The Dardanelles Disaster by Dan van der Vat
Author:Dan van der Vat [VAN DER, DAN]
Language: eng
Format: epub
ISBN: 9781468303162
Publisher: The Overlook Press
Published: 2012-04-21T00:00:00+00:00
The position of commodore, signified by a single broad gold stripe on the sleeve, is not a true rank in the Royal Navy but only a mark of special responsibility for an officer who remains a substantive captain (the next step up the ladder of rank being rear-admiral). As Keyes was lower down the captains’ list than Hayes-Sadler, he was not entitled to give the latter orders unless at the behest of Carden or de Robeck. Carden accepted Keyes’s argument at 11 p.m. and signalled de Robeck to stay put. Keyes next won over the second-in-command to the idea of a sweep as near the Narrows as possible, but with an important difference. One battleship, the Canopus, one light cruiser, destroyers and picket boats would accompany seven trawlers (allowing for the 500-yard minesweeping wires, two and a half inches thick, such was all there was sea-room for) up the strait as near to Chanak as possible. The wires, each supported not only by a minesweeper at each end but also by a large wooden kite in the middle to help maintain the correct depth, were to be deployed only when the trawlers put about. This time they would sail downstream with the current instead of having to fight it with their inadequate power. Fewer than half of the 21 trawlers available on 18 March could make 14 knots. If a pair snared a mine, they had to encircle it with the cable, tow it away and set it off by rifle fire. The technique was hopelessly inadequate in calm waters with no enemy fire; in the often choppy strait, especially under shellfire and searchlights, it was impossible. Keyes asked Captain Heathcote Grant of Canopus (also senior to him) for permission to accompany him and observe. He requested from the Admiralty permission to give the trawlermen a bonus if they were successful: ‘they were not supposed to sweep under fire, and had not joined for that’. He also wanted to stiffen the crews with volunteer junior naval officers and ratings, but permission did not arrive in time.
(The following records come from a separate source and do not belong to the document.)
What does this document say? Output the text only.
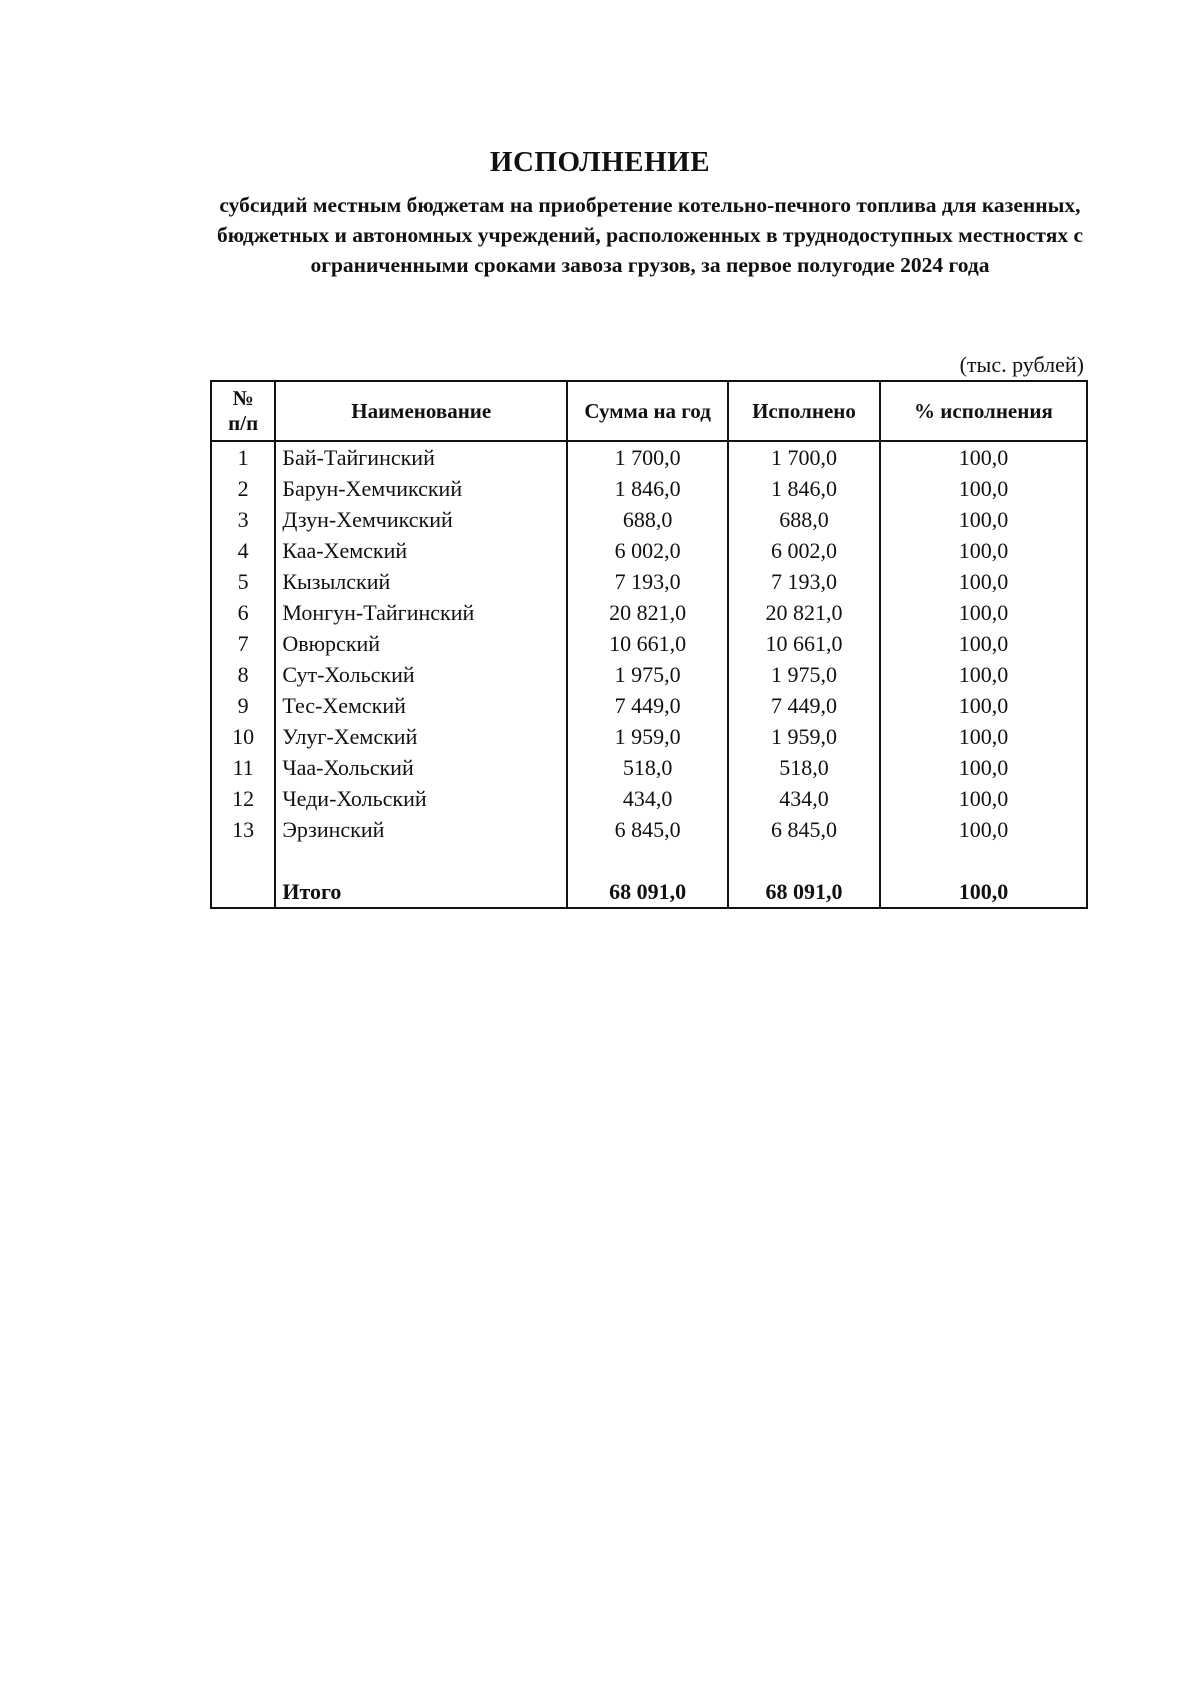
ИСПОЛНЕНИЕ

субсидий местным бюджетам на приобретение котельно-печного топлива для казенных, бюджетных и автономных учреждений, расположенных в труднодоступных местностях с ограниченными сроками завоза грузов, за первое полугодие 2024 года

(тыс. рублей)

№
п/п	Наименование	Сумма на год	Исполнено	% исполнения
1	Бай-Тайгинский	1 700,0	1 700,0	100,0
2	Барун-Хемчикский	1 846,0	1 846,0	100,0
3	Дзун-Хемчикский	688,0	688,0	100,0
4	Каа-Хемский	6 002,0	6 002,0	100,0
5	Кызылский	7 193,0	7 193,0	100,0
6	Монгун-Тайгинский	20 821,0	20 821,0	100,0
7	Овюрский	10 661,0	10 661,0	100,0
8	Сут-Хольский	1 975,0	1 975,0	100,0
9	Тес-Хемский	7 449,0	7 449,0	100,0
10	Улуг-Хемский	1 959,0	1 959,0	100,0
11	Чаа-Хольский	518,0	518,0	100,0
12	Чеди-Хольский	434,0	434,0	100,0
13	Эрзинский	6 845,0	6 845,0	100,0

	Итого	68 091,0	68 091,0	100,0
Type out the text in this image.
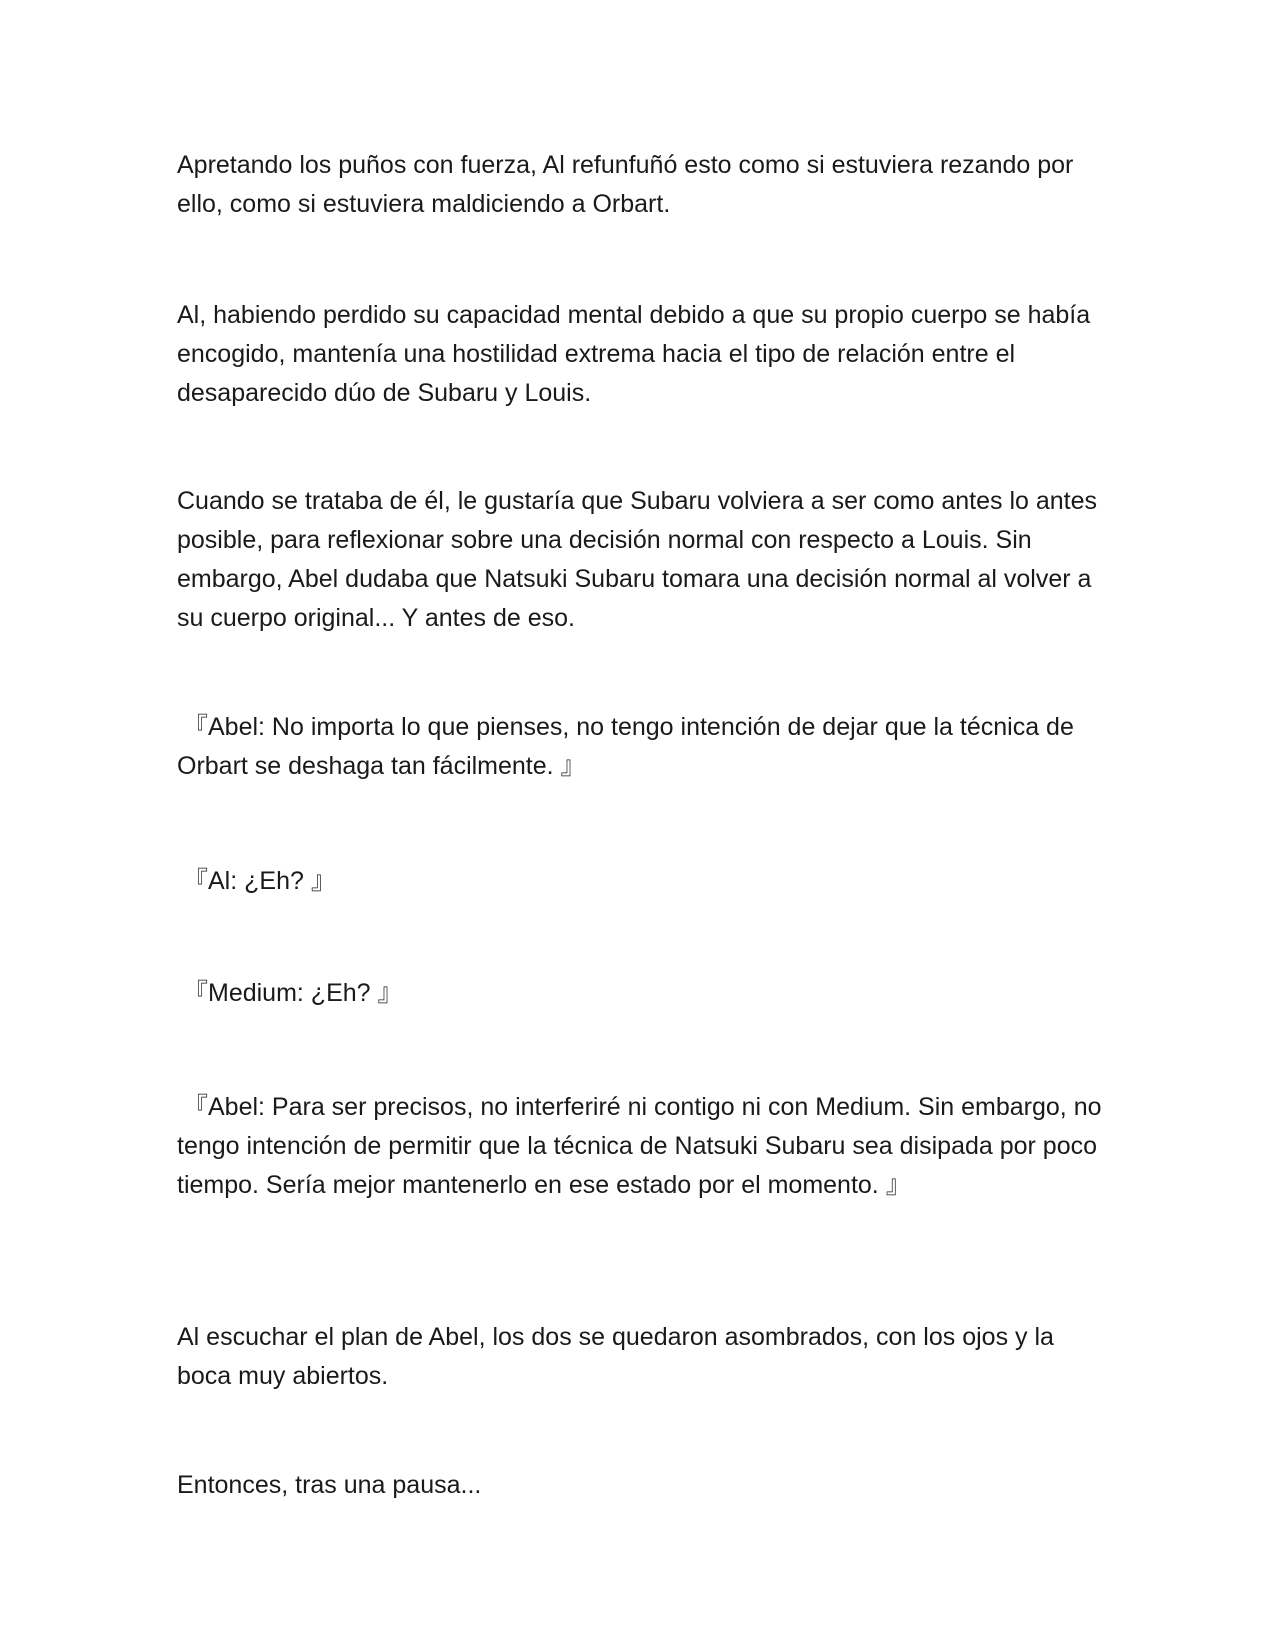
Apretando los puños con fuerza, Al refunfuñó esto como si estuviera rezando por ello, como si estuviera maldiciendo a Orbart.

Al, habiendo perdido su capacidad mental debido a que su propio cuerpo se había encogido, mantenía una hostilidad extrema hacia el tipo de relación entre el desaparecido dúo de Subaru y Louis.

Cuando se trataba de él, le gustaría que Subaru volviera a ser como antes lo antes posible, para reflexionar sobre una decisión normal con respecto a Louis. Sin embargo, Abel dudaba que Natsuki Subaru tomara una decisión normal al volver a su cuerpo original... Y antes de eso.

『Abel: No importa lo que pienses, no tengo intención de dejar que la técnica de Orbart se deshaga tan fácilmente. 』

『Al: ¿Eh? 』

『Medium: ¿Eh? 』

『Abel: Para ser precisos, no interferiré ni contigo ni con Medium. Sin embargo, no tengo intención de permitir que la técnica de Natsuki Subaru sea disipada por poco tiempo. Sería mejor mantenerlo en ese estado por el momento. 』

Al escuchar el plan de Abel, los dos se quedaron asombrados, con los ojos y la boca muy abiertos.

Entonces, tras una pausa...
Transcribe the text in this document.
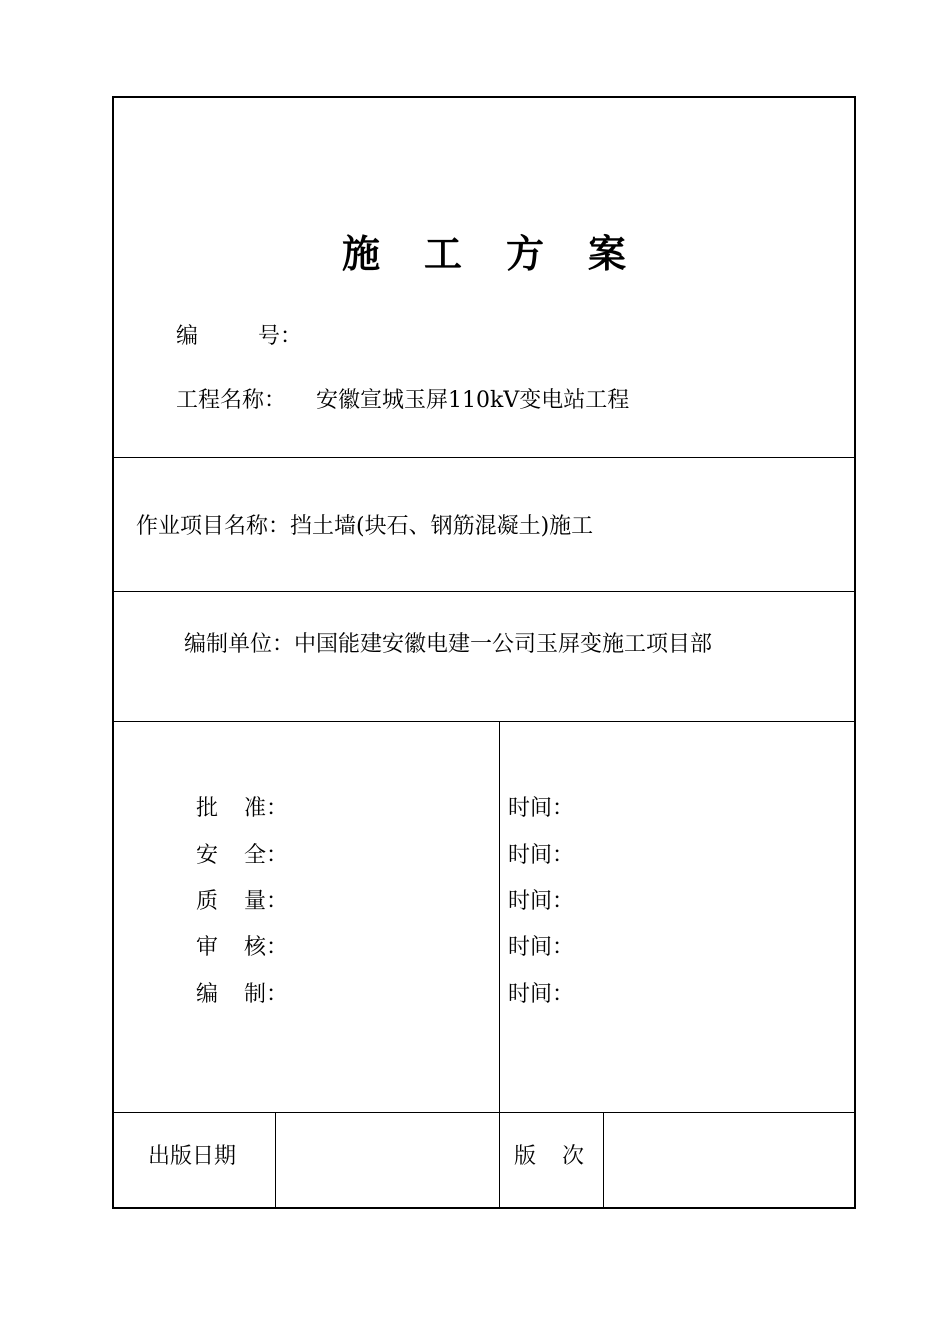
施工方案
编	号：
工程名称： 安徽宣城玉屏110kV变电站工程
作业项目名称：挡土墙(块石、钢筋混凝土)施工
编制单位：中国能建安徽电建一公司玉屏变施工项目部
批 准：	时间：
安 全：	时间：
质 量：	时间：
审 核：	时间：
编 制：	时间：
出版日期	版 次
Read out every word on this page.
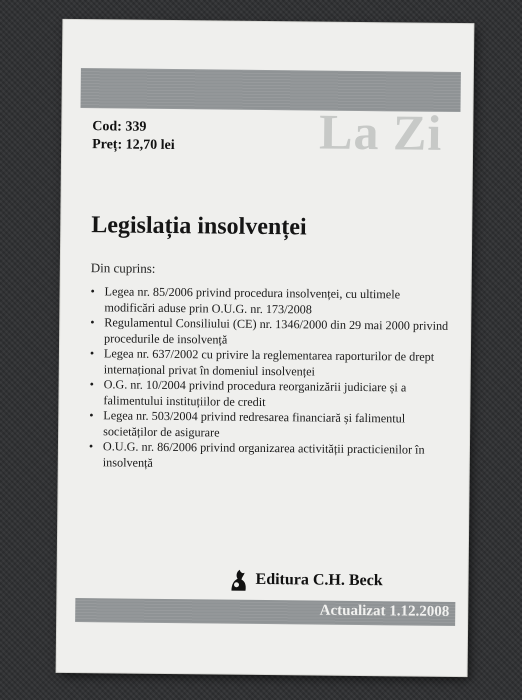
Cod: 339
Preț: 12,70 lei	La Zi
Legislația insolvenței
Din cuprins:
• Legea nr. 85/2006 privind procedura insolvenței, cu ultimele modificări aduse prin O.U.G. nr. 173/2008
• Regulamentul Consiliului (CE) nr. 1346/2000 din 29 mai 2000 privind procedurile de insolvență
• Legea nr. 637/2002 cu privire la reglementarea raporturilor de drept internațional privat în domeniul insolvenței
• O.G. nr. 10/2004 privind procedura reorganizării judiciare și a falimentului instituțiilor de credit
• Legea nr. 503/2004 privind redresarea financiară și falimentul societăților de asigurare
• O.U.G. nr. 86/2006 privind organizarea activității practicienilor în insolvență
Editura C.H. Beck
Actualizat 1.12.2008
The escorts blazed away at the five searchlights that lit up the scene but failed to douse them. Guns ashore put up the customary wild barrage. The trawlers formed three pairs with the seventh as leader, but the nervous crews of two of the pairs failed to maintain the requisite 500-yard distance apart, which meant they did not sweep at sufficient depth, making their efforts pointless. The third pair did better, catching and exploding two mines – only to run on to a third, which exploded under one of them. She sank, her crew all rescued by the other trawler’s. The accompanying picket boats proved slightly more effective, using grapnels to snag the mine cables and setting them off with small explosive charges. It was by far the best haul of mines so far, but it still only scratched the surface of the problem. Only two men were wounded that night. The next sweep, on the night of the 11th, was a complete fiasco: the trawlers simply fled when the Turks opened fire.